Teaching and coaching are essentially two full-time jobs, O’Hara admitted, and the 58-year-old is looking forward to the down time to spend with his wife, Natalie, and their four grandchildren.
However, the decision to walk away from coaching didn’t come easy.
O’Hara and football have been linked since he was a standout quarterback and state runner-up at Cathedral in the 1970s before continuing his career at the University of Dayton where he won a NCAA Division III national title in 1980.
He began coaching as an assistant at Cathedral in 1983 and was part of the program’s 1986, 1996, 1998 and 1999 state championship seasons.
From 1988-93 he was the head coach at Hamilton Southeastern and later became the head coach at Cathedral in 2002. O’Hara led the Irish to the 2006 Class 4A state title with a 13-2 record.
After the 2007 season, however, he resigned due to a ruptured disc in his back until he reemerged as an assistant at Noblesville in 2012 and at Anderson in 2013.

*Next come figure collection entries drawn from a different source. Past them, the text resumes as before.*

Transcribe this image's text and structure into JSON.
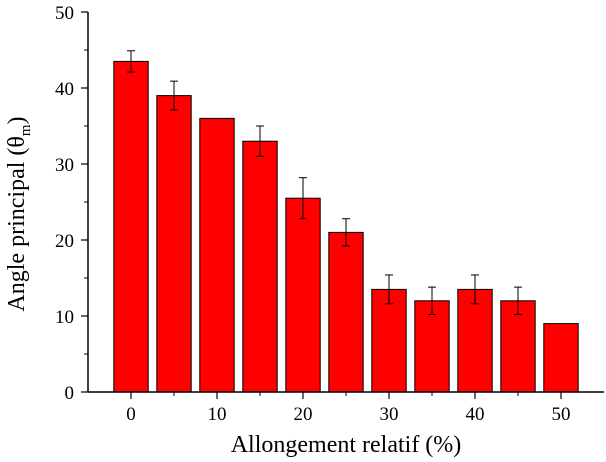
{
  "chart_data": {
    "type": "bar",
    "title": "",
    "xlabel": "Allongement relatif (%)",
    "ylabel": {
      "prefix": "Angle principal (",
      "symbol": "θ",
      "subscript": "m",
      "suffix": ")"
    },
    "xlim": [
      -5,
      55
    ],
    "ylim": [
      0,
      50
    ],
    "x_ticks": [
      0,
      10,
      20,
      30,
      40,
      50
    ],
    "y_ticks": [
      0,
      10,
      20,
      30,
      40,
      50
    ],
    "bar_width": 4,
    "bar_color": "#ff0000",
    "grid": false,
    "x": [
      0,
      5,
      10,
      15,
      20,
      25,
      30,
      35,
      40,
      45,
      50
    ],
    "values": [
      43.5,
      39,
      36,
      33,
      25.5,
      21,
      13.5,
      12,
      13.5,
      12,
      9
    ],
    "errors": [
      1.4,
      1.9,
      0,
      2,
      2.7,
      1.8,
      1.9,
      1.8,
      1.9,
      1.8,
      0
    ]
  }
}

Before coming to Eastern Hancock, O’Hara renewed his teaching licence during his brief hiatus, which offered him an opportunity this winter he couldn’t pass up as an educator.
“We want the best for him and we’re thankful for what he gave us,” Eastern Hancock Athletics Director Aaron Spaulding said. “I know he’s excited for his new endeavor. He’s going to be a little bit closer to home. Obviously, when you’re not coaching it’s a little bit less stress and more family time. I know he’s looking forward to that.”

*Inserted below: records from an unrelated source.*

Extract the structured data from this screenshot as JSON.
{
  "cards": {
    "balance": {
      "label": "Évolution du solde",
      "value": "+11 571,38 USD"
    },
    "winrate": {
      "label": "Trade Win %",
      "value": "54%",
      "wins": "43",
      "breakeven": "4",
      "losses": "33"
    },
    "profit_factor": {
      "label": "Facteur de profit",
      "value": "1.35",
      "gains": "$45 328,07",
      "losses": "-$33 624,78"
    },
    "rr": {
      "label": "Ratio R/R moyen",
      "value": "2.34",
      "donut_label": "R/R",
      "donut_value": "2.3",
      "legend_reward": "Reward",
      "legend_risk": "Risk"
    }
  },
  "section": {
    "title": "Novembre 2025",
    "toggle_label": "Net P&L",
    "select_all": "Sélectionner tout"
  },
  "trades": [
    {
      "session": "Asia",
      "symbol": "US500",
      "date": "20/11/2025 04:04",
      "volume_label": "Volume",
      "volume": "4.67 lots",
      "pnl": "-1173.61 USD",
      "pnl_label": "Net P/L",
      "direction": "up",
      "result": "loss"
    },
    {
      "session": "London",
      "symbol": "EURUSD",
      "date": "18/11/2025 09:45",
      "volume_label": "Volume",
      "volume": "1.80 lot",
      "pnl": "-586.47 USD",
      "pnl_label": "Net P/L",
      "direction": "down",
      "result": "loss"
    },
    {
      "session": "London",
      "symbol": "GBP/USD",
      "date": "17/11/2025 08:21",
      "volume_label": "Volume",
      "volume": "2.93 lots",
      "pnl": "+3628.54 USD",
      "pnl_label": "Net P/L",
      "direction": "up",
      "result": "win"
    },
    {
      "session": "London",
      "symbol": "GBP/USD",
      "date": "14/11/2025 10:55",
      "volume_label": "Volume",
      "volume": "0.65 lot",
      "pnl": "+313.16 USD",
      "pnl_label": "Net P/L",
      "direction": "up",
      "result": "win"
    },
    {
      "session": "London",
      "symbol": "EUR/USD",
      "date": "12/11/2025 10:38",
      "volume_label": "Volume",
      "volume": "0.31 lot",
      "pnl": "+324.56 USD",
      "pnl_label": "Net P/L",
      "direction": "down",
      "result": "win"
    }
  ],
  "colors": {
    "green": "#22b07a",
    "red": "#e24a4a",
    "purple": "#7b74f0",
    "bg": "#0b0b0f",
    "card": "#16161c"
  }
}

O’Hara, who has a 118-63 coaching record in 16 seasons, was commuting to Charlottesville from Carmel, driving 80 miles and 90 minutes round trip daily, which played a part, he said.

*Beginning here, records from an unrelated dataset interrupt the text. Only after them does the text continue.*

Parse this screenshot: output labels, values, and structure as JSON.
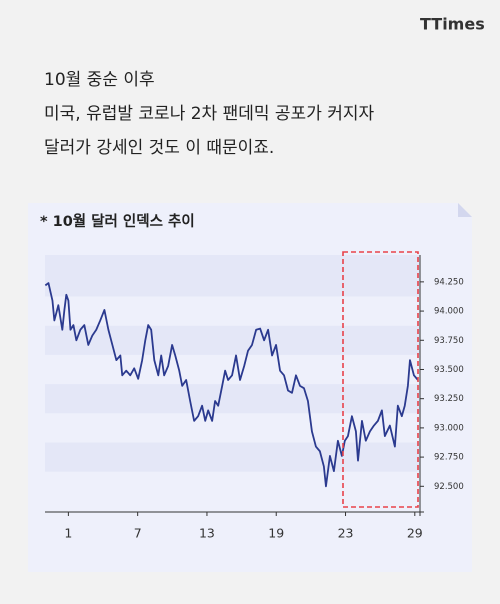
{
  "logo": "TTimes",
  "text_lines": [
    "10월 중순 이후",
    "미국, 유럽발 코로나 2차 팬데믹 공포가 커지자",
    "달러가 강세인 것도 이 때문이죠."
  ],
  "chart_data": {
    "type": "line",
    "title": "* 10월  달러 인덱스 추이",
    "color": "#2b3a8f",
    "x": [
      -0.33,
      -0.15,
      0.08,
      0.19,
      0.42,
      0.65,
      0.77,
      0.88,
      1.0,
      1.12,
      1.29,
      1.46,
      1.69,
      1.92,
      2.15,
      2.38,
      2.61,
      2.84,
      3.08,
      3.31,
      3.54,
      3.77,
      4.0,
      4.11,
      4.34,
      4.57,
      4.8,
      5.03,
      5.26,
      5.44,
      5.61,
      5.78,
      5.96,
      6.19,
      6.36,
      6.53,
      6.76,
      6.99,
      7.17,
      7.4,
      7.57,
      7.8,
      8.03,
      8.26,
      8.49,
      8.72,
      8.9,
      9.07,
      9.3,
      9.47,
      9.65,
      9.88,
      10.05,
      10.22,
      10.45,
      10.68,
      10.91,
      11.15,
      11.37,
      11.6,
      11.84,
      12.07,
      12.3,
      12.53,
      12.76,
      12.99,
      13.22,
      13.45,
      13.68,
      13.91,
      14.14,
      14.37,
      14.6,
      14.83,
      15.06,
      15.29,
      15.52,
      15.75,
      15.87,
      16.1,
      16.33,
      16.56,
      16.79,
      16.96,
      17.14,
      17.37,
      17.6,
      17.72,
      17.95,
      18.17,
      18.41,
      18.64,
      18.87,
      19.1,
      19.27,
      19.56,
      19.85,
      20.02,
      20.25,
      20.42,
      20.6,
      20.72,
      20.95,
      21.18
    ],
    "values": [
      94.22,
      94.24,
      94.09,
      93.92,
      94.05,
      93.84,
      94.01,
      94.14,
      94.09,
      93.84,
      93.88,
      93.75,
      93.84,
      93.88,
      93.71,
      93.79,
      93.84,
      93.92,
      94.01,
      93.84,
      93.71,
      93.58,
      93.62,
      93.45,
      93.49,
      93.45,
      93.51,
      93.42,
      93.58,
      93.75,
      93.88,
      93.84,
      93.58,
      93.45,
      93.62,
      93.45,
      93.53,
      93.71,
      93.62,
      93.49,
      93.36,
      93.41,
      93.23,
      93.06,
      93.1,
      93.19,
      93.06,
      93.15,
      93.06,
      93.23,
      93.19,
      93.36,
      93.49,
      93.41,
      93.45,
      93.62,
      93.41,
      93.53,
      93.66,
      93.71,
      93.84,
      93.85,
      93.75,
      93.84,
      93.62,
      93.71,
      93.49,
      93.45,
      93.32,
      93.3,
      93.45,
      93.36,
      93.34,
      93.23,
      92.97,
      92.84,
      92.8,
      92.67,
      92.5,
      92.76,
      92.63,
      92.89,
      92.76,
      92.89,
      92.93,
      93.1,
      92.97,
      92.72,
      93.06,
      92.89,
      92.97,
      93.02,
      93.06,
      93.15,
      92.93,
      93.02,
      92.84,
      93.19,
      93.1,
      93.19,
      93.36,
      93.58,
      93.45,
      93.41
    ],
    "xlim": [
      -0.35,
      21.3
    ],
    "xticks": [
      {
        "value": 1,
        "label": "1"
      },
      {
        "value": 5,
        "label": "7"
      },
      {
        "value": 9,
        "label": "13"
      },
      {
        "value": 13,
        "label": "19"
      },
      {
        "value": 17,
        "label": "23"
      },
      {
        "value": 21,
        "label": "29"
      }
    ],
    "ylim": [
      92.28,
      94.48
    ],
    "yticks": [
      {
        "value": 92.5,
        "label": "92.500"
      },
      {
        "value": 92.75,
        "label": "92.750"
      },
      {
        "value": 93,
        "label": "93.000"
      },
      {
        "value": 93.25,
        "label": "93.250"
      },
      {
        "value": 93.5,
        "label": "93.500"
      },
      {
        "value": 93.75,
        "label": "93.750"
      },
      {
        "value": 94,
        "label": "94.000"
      },
      {
        "value": 94.25,
        "label": "94.250"
      }
    ]
  }
}
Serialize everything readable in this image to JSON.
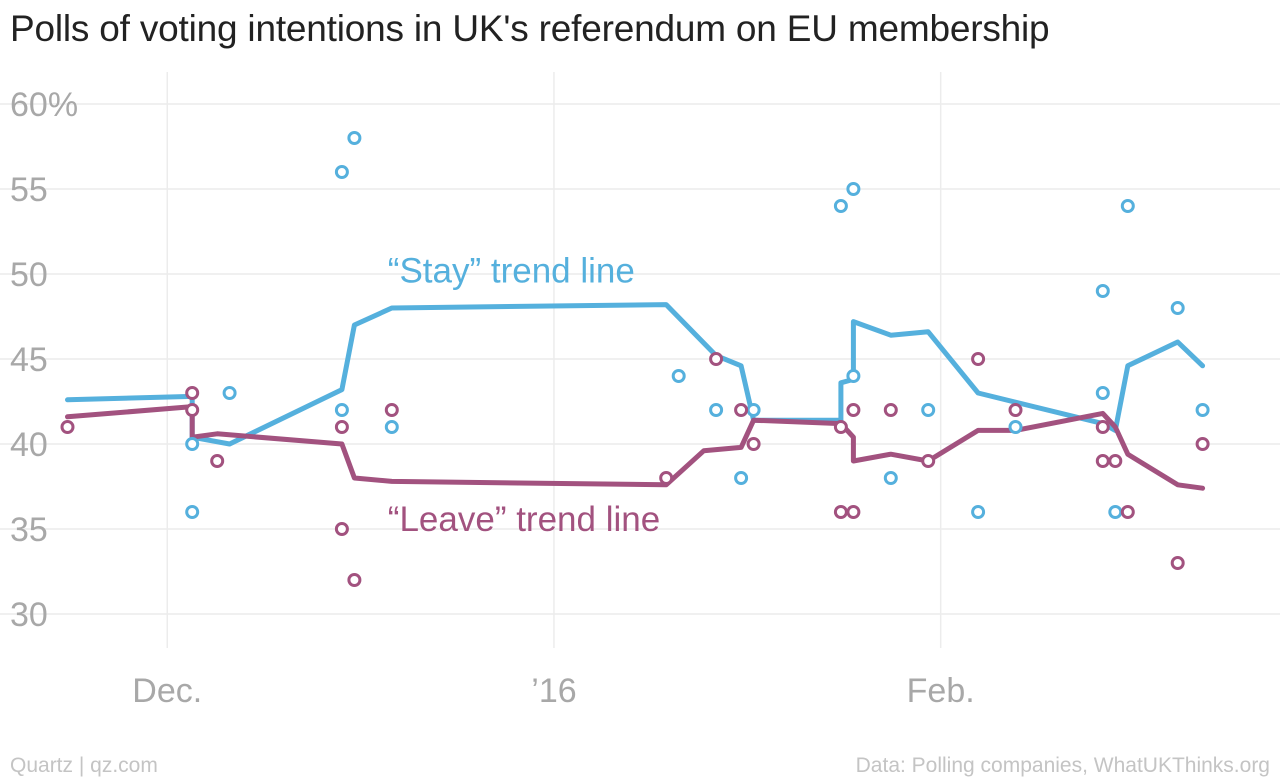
{
  "title": "Polls of voting intentions in UK's referendum on EU membership",
  "footer": {
    "source_left": "Quartz | qz.com",
    "source_right": "Data: Polling companies, WhatUKThinks.org"
  },
  "colors": {
    "stay": "#55b0dd",
    "leave": "#a2527f",
    "grid": "#ececec",
    "text": "#a8a8a8"
  },
  "chart_data": {
    "type": "scatter",
    "title": "Polls of voting intentions in UK's referendum on EU membership",
    "xlabel": "",
    "ylabel": "",
    "x_axis": {
      "type": "date",
      "range": [
        "2015-11-22",
        "2016-02-27"
      ],
      "ticks": [
        {
          "date": "2015-12-01",
          "label": "Dec."
        },
        {
          "date": "2016-01-01",
          "label": "’16"
        },
        {
          "date": "2016-02-01",
          "label": "Feb."
        }
      ]
    },
    "y_axis": {
      "range": [
        28,
        62
      ],
      "ticks": [
        {
          "value": 30,
          "label": "30"
        },
        {
          "value": 35,
          "label": "35"
        },
        {
          "value": 40,
          "label": "40"
        },
        {
          "value": 45,
          "label": "45"
        },
        {
          "value": 50,
          "label": "50"
        },
        {
          "value": 55,
          "label": "55"
        },
        {
          "value": 60,
          "label": "60%"
        }
      ]
    },
    "grid": true,
    "annotations": [
      {
        "text": "“Stay” trend line",
        "series": "stay",
        "date": "2015-12-19",
        "value": 50.2
      },
      {
        "text": "“Leave” trend line",
        "series": "leave",
        "date": "2015-12-19",
        "value": 35.6
      }
    ],
    "series": [
      {
        "key": "stay",
        "points": [
          [
            "2015-12-03",
            40
          ],
          [
            "2015-12-03",
            36
          ],
          [
            "2015-12-06",
            43
          ],
          [
            "2015-12-15",
            56
          ],
          [
            "2015-12-15",
            42
          ],
          [
            "2015-12-16",
            58
          ],
          [
            "2015-12-19",
            41
          ],
          [
            "2016-01-11",
            44
          ],
          [
            "2016-01-14",
            42
          ],
          [
            "2016-01-16",
            38
          ],
          [
            "2016-01-17",
            42
          ],
          [
            "2016-01-24",
            54
          ],
          [
            "2016-01-25",
            55
          ],
          [
            "2016-01-25",
            44
          ],
          [
            "2016-01-28",
            38
          ],
          [
            "2016-01-31",
            42
          ],
          [
            "2016-02-04",
            36
          ],
          [
            "2016-02-07",
            41
          ],
          [
            "2016-02-14",
            49
          ],
          [
            "2016-02-14",
            43
          ],
          [
            "2016-02-15",
            36
          ],
          [
            "2016-02-16",
            54
          ],
          [
            "2016-02-20",
            48
          ],
          [
            "2016-02-22",
            42
          ]
        ],
        "trend": [
          [
            "2015-11-23",
            42.6
          ],
          [
            "2015-12-03",
            42.8
          ],
          [
            "2015-12-03",
            40.4
          ],
          [
            "2015-12-06",
            40.0
          ],
          [
            "2015-12-15",
            43.2
          ],
          [
            "2015-12-16",
            47.0
          ],
          [
            "2015-12-19",
            48.0
          ],
          [
            "2016-01-10",
            48.2
          ],
          [
            "2016-01-14",
            45.2
          ],
          [
            "2016-01-16",
            44.6
          ],
          [
            "2016-01-17",
            41.4
          ],
          [
            "2016-01-24",
            41.4
          ],
          [
            "2016-01-24",
            43.4
          ],
          [
            "2016-01-24",
            43.6
          ],
          [
            "2016-01-25",
            43.8
          ],
          [
            "2016-01-25",
            47.2
          ],
          [
            "2016-01-28",
            46.4
          ],
          [
            "2016-01-31",
            46.6
          ],
          [
            "2016-02-04",
            43.0
          ],
          [
            "2016-02-14",
            41.2
          ],
          [
            "2016-02-15",
            40.8
          ],
          [
            "2016-02-16",
            44.6
          ],
          [
            "2016-02-20",
            46.0
          ],
          [
            "2016-02-22",
            44.6
          ]
        ]
      },
      {
        "key": "leave",
        "points": [
          [
            "2015-11-23",
            41
          ],
          [
            "2015-12-03",
            43
          ],
          [
            "2015-12-03",
            42
          ],
          [
            "2015-12-05",
            39
          ],
          [
            "2015-12-15",
            41
          ],
          [
            "2015-12-15",
            35
          ],
          [
            "2015-12-16",
            32
          ],
          [
            "2015-12-19",
            42
          ],
          [
            "2016-01-10",
            38
          ],
          [
            "2016-01-14",
            45
          ],
          [
            "2016-01-16",
            42
          ],
          [
            "2016-01-17",
            40
          ],
          [
            "2016-01-24",
            41
          ],
          [
            "2016-01-24",
            36
          ],
          [
            "2016-01-25",
            36
          ],
          [
            "2016-01-25",
            42
          ],
          [
            "2016-01-28",
            42
          ],
          [
            "2016-01-31",
            39
          ],
          [
            "2016-02-04",
            45
          ],
          [
            "2016-02-07",
            42
          ],
          [
            "2016-02-14",
            41
          ],
          [
            "2016-02-14",
            39
          ],
          [
            "2016-02-15",
            39
          ],
          [
            "2016-02-16",
            36
          ],
          [
            "2016-02-20",
            33
          ],
          [
            "2016-02-22",
            40
          ]
        ],
        "trend": [
          [
            "2015-11-23",
            41.6
          ],
          [
            "2015-12-03",
            42.2
          ],
          [
            "2015-12-03",
            40.4
          ],
          [
            "2015-12-05",
            40.6
          ],
          [
            "2015-12-15",
            40.0
          ],
          [
            "2015-12-16",
            38.0
          ],
          [
            "2015-12-19",
            37.8
          ],
          [
            "2016-01-10",
            37.6
          ],
          [
            "2016-01-13",
            39.6
          ],
          [
            "2016-01-16",
            39.8
          ],
          [
            "2016-01-17",
            41.4
          ],
          [
            "2016-01-24",
            41.2
          ],
          [
            "2016-01-25",
            40.4
          ],
          [
            "2016-01-25",
            39.0
          ],
          [
            "2016-01-28",
            39.4
          ],
          [
            "2016-01-31",
            39.0
          ],
          [
            "2016-02-04",
            40.8
          ],
          [
            "2016-02-07",
            40.8
          ],
          [
            "2016-02-14",
            41.8
          ],
          [
            "2016-02-15",
            41.0
          ],
          [
            "2016-02-16",
            39.4
          ],
          [
            "2016-02-20",
            37.6
          ],
          [
            "2016-02-22",
            37.4
          ]
        ]
      }
    ]
  }
}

“Eastern Hancock has been a fabulous place to work. Everyone there is kind and cares about you. It’s a small family. It was enjoyable,” O’Hara said. “But I had a long drive, and the game’s changed so much with concussions, heat-illnesses and starting June 1; it didn’t use to be that way. It’s different now. You have a lot more worries.”
One thing O’Hara won’t take with him is regrets.
Bringing a philosophy of trust and love to the Royals football program, O’Hara’s teams were 31-15 in four seasons, winning a sectional championship in 2014 at 10-3.
The Royals had three winning campaigns under O’Hara’s watch. They finished 6-5 this fall, dedicating their season to Riley Settergren, an incoming senior who passed away weeks before the season in a tragic car accident this past July.
O’Hara’s guidance and family approach to the game, Spaulding noted, helped not only the players but the community find the strength it needed to bond together and move forward after Settergren died.
“Jim was really good with the kids right away. He was a big part of funeral services himself in speaking and he managed a really difficult situation extremely well. I know he did everything he could to try to help everyone,” Spaulding said. “He was great with the family and a mentor to all the kids who were really having a hard time throughout that.”
Addressing his players last week to inform them of his resignation was difficult, O’Hara said, expressing his gratitude for his coaching staff and the families.
“Hopefully, we taught them a lot of life lessons about loving each other and taking care of your buddy,” O’Hara said. “It was a nice place to be. They’re family to me.”
No longer coaching will be an adjustment, he remarked, but the memories won’t fade anytime soon.
O’Hara looks back fondly on his time at Eastern Hancock, and at Cathedral, noting the 1986 title team that only had eight seniors on the roster.
“There are probably two teams for me. No. 1 would be the 1996 team at Cathedral. We were really good at 14-0,” O’Hara said. “My second favorite team wasn’t a state champion. It was my son’s (John) senior year in 2001. We had a bunch of ragamuffins. They got beat in the semistate after leading 21-7, but turned the ball over and lost 28-21 to Jasper.
“That team was special because it was my son’s. We didn’t have any superstars, and they played as a team. It was a great memory.”